И такой неописуемый ужас вдруг отразился на лице Эммы, что Тетсинда подзатыльниками выгнала сына, а потом бросилась к побледневшей, лежавшей с закушенными губами Эмме и стала умолять:
– Поплачь, поплачь, моя Птичка! Господь дал женщинам слезы, чтобы умерить их страдания. А если хранить все в себе… Это как забродивший мед. Не дашь ему выхода – разорвет бочонок…
Но плакать Эмма не могла.
По утрам, когда тягучий звук рога возвещал начало дня, в башню приходил Атли. Вид у него обычно был несколько смущенный, даже в движениях сквозила робость. Он шептался с Тетсиндой у порога, взъерошивал волосы Юдика, клал принесенную провизию на ларь у камина и приближался к Эмме. Однако останавливался на полпути и опускался на табурет в нескольких шагах от кровати. Говорил он негромко, с расстановкой. Обычно он рассказывал о своем брате Ролло, восхищаясь им.
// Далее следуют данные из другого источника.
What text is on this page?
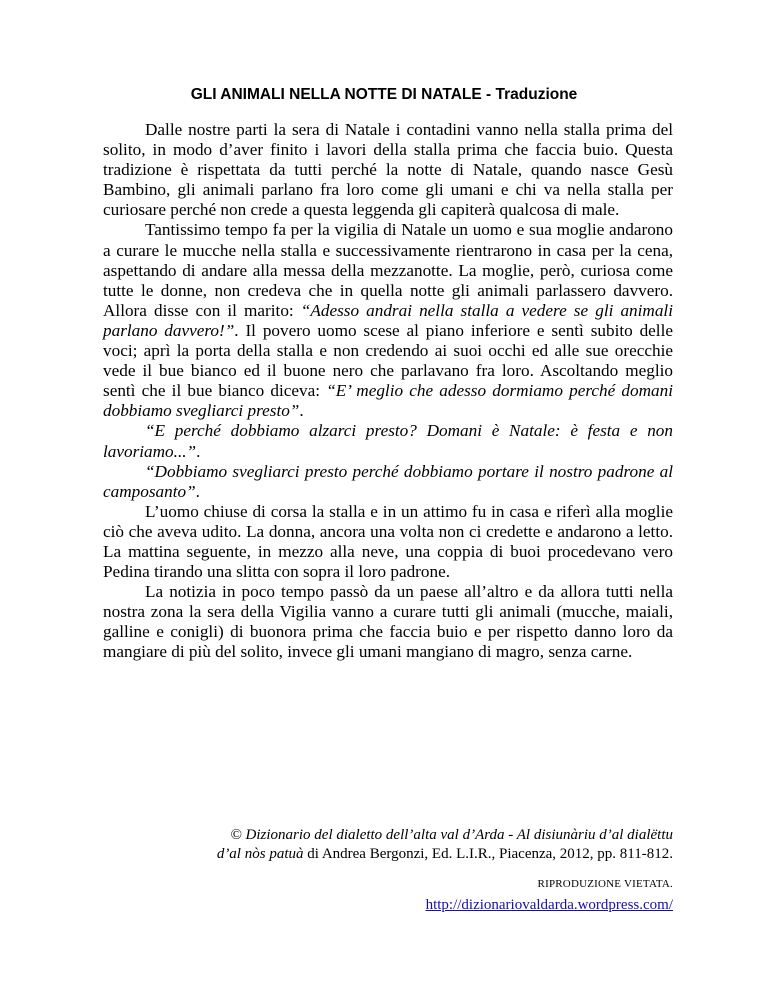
GLI ANIMALI NELLA NOTTE DI NATALE - Traduzione

Dalle nostre parti la sera di Natale i contadini vanno nella stalla prima del solito, in modo d’aver finito i lavori della stalla prima che faccia buio. Questa tradizione è rispettata da tutti perché la notte di Natale, quando nasce Gesù Bambino, gli animali parlano fra loro come gli umani e chi va nella stalla per curiosare perché non crede a questa leggenda gli capiterà qualcosa di male.

Tantissimo tempo fa per la vigilia di Natale un uomo e sua moglie andarono a curare le mucche nella stalla e successivamente rientrarono in casa per la cena, aspettando di andare alla messa della mezzanotte. La moglie, però, curiosa come tutte le donne, non credeva che in quella notte gli animali parlassero davvero. Allora disse con il marito: “Adesso andrai nella stalla a vedere se gli animali parlano davvero!”. Il povero uomo scese al piano inferiore e sentì subito delle voci; aprì la porta della stalla e non credendo ai suoi occhi ed alle sue orecchie vede il bue bianco ed il buone nero che parlavano fra loro. Ascoltando meglio sentì che il bue bianco diceva: “E’ meglio che adesso dormiamo perché domani dobbiamo svegliarci presto”.

“E perché dobbiamo alzarci presto? Domani è Natale: è festa e non lavoriamo...”.

“Dobbiamo svegliarci presto perché dobbiamo portare il nostro padrone al camposanto”.

L’uomo chiuse di corsa la stalla e in un attimo fu in casa e riferì alla moglie ciò che aveva udito. La donna, ancora una volta non ci credette e andarono a letto. La mattina seguente, in mezzo alla neve, una coppia di buoi procedevano vero Pedina tirando una slitta con sopra il loro padrone.

La notizia in poco tempo passò da un paese all’altro e da allora tutti nella nostra zona la sera della Vigilia vanno a curare tutti gli animali (mucche, maiali, galline e conigli) di buonora prima che faccia buio e per rispetto danno loro da mangiare di più del solito, invece gli umani mangiano di magro, senza carne.

© Dizionario del dialetto dell’alta val d’Arda - Al disiunàriu d’al dialëttu
d’al nòs patuà di Andrea Bergonzi, Ed. L.I.R., Piacenza, 2012, pp. 811-812.
RIPRODUZIONE VIETATA.
http://dizionariovaldarda.wordpress.com/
Атли живописал, какой тот непревзойденный воин и предводитель. Его брат решил основать новое королевство на землях франков, поэтому и воюет без передышки. Но на Луаре он, по сути дела, впервые. Ему нужны богатства этого края, а также здешние люди, чтобы переселить их в те земли, что франки зовут Нормандией. Это пустынный, но плодородный край, и Ролло намерен заселить его земледельцами, дать им наделы, позволить вести свое хозяйство. Одно время он посылал доверенных людей, чтобы убедить былых беженцев переселиться в те края, но из этого ничего не вышло. Франки боятся довериться норманну, да их и нельзя судить за это. Предшественники его брата приходили только с тем, чтобы грабить, Ролло же хочет обосноваться здесь навсегда. Он готов отдать пахотным людям земли и позволить им молиться тому богу, который им по нраву. Религия Ролло не занимает, так как он, как и большинство норманнов, верит в своих богов, а уж если христиане предпочитают ползать на коленях перед крестом и поклоняться своему распятому Богу – это их дело. Его вполне устраивает миролюбие их веры. Одно скверно – франки так глупы и недоверчивы, что от них нельзя ничего добиться иначе, чем через пролитие крови.